The crux of IT tech support is simple: How fast can you identify and successfully resolve an incident? The complexity lies in the details, especially when handling hundreds of tasks per day.
Recently, NetApp IT began automating the process to resolve incidents without human intervention, particularly those first-level incidents that experience a high-volume of service tickets. The goal of response automation is to restart services, trigger a workflow, or gather log information—all before an engineer receives the ticket. We wanted to leverage automation to drive faster, more accurate responses to incidents, improve our service delivery—and take the first step toward self-healing in IT operations.
Our challenge was to create a platform that could be easily integrated into our existing ecosystem of monitoring and service management tools including the ServiceNow CMDB and various monitoring tools from Zenoss, Splunk, and NetApp OnCommand® Unified Manager. We knew what we wanted to achieve, but we first had to understand the process.
The bulk of any automation project and its success lies in first understanding the process and workflows.

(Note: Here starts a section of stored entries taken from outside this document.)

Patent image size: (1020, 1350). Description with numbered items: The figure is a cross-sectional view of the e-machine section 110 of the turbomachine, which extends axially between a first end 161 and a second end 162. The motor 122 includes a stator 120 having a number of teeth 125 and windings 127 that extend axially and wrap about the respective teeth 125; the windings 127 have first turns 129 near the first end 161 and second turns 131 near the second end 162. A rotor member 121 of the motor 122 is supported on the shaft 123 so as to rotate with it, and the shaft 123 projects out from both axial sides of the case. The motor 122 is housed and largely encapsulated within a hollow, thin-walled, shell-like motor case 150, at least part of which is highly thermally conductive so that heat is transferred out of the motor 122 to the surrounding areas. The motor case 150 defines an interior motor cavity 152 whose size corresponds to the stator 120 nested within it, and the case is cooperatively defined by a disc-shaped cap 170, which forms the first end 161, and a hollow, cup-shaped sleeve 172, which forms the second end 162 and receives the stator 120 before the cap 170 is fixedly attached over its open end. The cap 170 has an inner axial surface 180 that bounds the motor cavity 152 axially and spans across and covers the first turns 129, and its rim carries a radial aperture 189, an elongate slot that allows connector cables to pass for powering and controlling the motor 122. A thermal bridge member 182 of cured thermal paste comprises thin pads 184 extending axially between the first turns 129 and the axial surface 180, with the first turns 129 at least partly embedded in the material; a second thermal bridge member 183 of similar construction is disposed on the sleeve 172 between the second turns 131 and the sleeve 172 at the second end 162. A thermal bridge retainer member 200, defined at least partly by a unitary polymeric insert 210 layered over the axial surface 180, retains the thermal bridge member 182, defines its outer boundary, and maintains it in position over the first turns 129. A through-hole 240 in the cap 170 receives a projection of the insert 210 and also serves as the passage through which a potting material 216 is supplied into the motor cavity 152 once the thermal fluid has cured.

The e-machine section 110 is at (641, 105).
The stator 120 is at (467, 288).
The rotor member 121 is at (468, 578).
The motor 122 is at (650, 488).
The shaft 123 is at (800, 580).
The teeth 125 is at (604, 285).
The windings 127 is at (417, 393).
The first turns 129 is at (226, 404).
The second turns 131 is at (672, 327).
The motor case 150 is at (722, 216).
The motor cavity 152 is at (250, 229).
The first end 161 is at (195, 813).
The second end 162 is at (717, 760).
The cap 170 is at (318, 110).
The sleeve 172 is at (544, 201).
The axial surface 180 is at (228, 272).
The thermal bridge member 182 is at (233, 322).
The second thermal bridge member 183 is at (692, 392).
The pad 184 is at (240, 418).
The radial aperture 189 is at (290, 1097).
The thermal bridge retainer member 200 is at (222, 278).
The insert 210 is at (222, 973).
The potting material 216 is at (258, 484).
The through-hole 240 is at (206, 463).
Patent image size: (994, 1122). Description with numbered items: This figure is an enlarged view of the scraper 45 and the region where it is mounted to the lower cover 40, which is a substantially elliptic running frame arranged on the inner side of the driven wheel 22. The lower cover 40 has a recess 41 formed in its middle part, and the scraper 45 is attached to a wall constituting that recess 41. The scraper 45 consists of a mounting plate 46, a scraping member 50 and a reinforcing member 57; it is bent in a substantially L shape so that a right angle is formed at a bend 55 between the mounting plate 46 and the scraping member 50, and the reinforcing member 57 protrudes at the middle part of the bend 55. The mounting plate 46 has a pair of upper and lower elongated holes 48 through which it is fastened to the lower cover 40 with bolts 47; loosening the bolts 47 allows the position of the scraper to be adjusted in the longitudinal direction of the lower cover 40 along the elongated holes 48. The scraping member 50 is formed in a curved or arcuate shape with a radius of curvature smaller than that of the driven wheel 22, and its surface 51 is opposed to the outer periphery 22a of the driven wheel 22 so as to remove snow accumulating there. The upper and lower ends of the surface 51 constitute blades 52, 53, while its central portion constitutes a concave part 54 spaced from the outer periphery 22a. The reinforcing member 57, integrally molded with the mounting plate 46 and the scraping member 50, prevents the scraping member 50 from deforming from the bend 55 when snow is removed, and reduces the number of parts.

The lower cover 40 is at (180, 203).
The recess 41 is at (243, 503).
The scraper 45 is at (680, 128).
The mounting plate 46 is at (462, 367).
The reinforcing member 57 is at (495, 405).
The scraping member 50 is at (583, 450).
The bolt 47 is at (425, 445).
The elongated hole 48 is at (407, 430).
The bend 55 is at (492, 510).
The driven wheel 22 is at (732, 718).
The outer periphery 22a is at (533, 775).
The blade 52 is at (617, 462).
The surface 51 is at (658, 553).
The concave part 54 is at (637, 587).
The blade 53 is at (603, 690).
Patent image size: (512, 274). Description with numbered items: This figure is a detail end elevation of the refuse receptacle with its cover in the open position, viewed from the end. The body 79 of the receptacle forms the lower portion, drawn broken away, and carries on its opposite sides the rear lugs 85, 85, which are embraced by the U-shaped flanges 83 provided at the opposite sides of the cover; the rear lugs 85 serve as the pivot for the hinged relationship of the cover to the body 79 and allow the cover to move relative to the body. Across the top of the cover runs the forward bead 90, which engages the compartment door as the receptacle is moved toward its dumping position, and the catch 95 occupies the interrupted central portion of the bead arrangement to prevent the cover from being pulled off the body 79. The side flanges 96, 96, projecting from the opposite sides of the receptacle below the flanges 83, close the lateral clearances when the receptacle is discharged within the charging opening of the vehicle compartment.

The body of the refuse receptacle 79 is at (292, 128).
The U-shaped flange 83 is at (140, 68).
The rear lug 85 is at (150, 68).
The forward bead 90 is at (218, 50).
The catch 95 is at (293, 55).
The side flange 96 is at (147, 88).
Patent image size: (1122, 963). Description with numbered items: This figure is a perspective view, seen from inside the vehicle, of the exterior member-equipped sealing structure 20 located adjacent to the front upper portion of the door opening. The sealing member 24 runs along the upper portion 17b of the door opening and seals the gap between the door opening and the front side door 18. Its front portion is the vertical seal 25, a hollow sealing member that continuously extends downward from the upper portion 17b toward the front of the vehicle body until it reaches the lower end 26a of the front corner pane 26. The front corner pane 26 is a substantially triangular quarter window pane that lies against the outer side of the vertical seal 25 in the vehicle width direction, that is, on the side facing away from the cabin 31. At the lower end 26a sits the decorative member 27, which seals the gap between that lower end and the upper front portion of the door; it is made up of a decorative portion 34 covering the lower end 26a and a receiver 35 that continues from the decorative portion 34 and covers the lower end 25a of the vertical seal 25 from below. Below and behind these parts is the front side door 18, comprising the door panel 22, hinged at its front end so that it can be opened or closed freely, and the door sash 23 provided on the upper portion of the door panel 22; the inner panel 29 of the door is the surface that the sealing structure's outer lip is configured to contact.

Our Command Center engineers were challenged to define a standard response process for a handful of first-level incidents with a high-volume of service tickets. They started with relatively simple-to-resolve incidents, such as rebalancing storage capacity or restarting an offline application. The team used scripts as building blocks and applied the relevant responses as needed. Today they are building our library of automated responses while continuing to provide day-to-day IT support.
The automated response process is designed to work within our existing ecosystem. When an incident is received by our Zenoss monitoring system, it creates a ticket in our ServiceNow service management platform. If the ticket is flagged with auto response enabled, a script is executed using Ansible. The script directs the affected application to run certain commands, collect the results, and place the information into the ticket for a tech support person to access.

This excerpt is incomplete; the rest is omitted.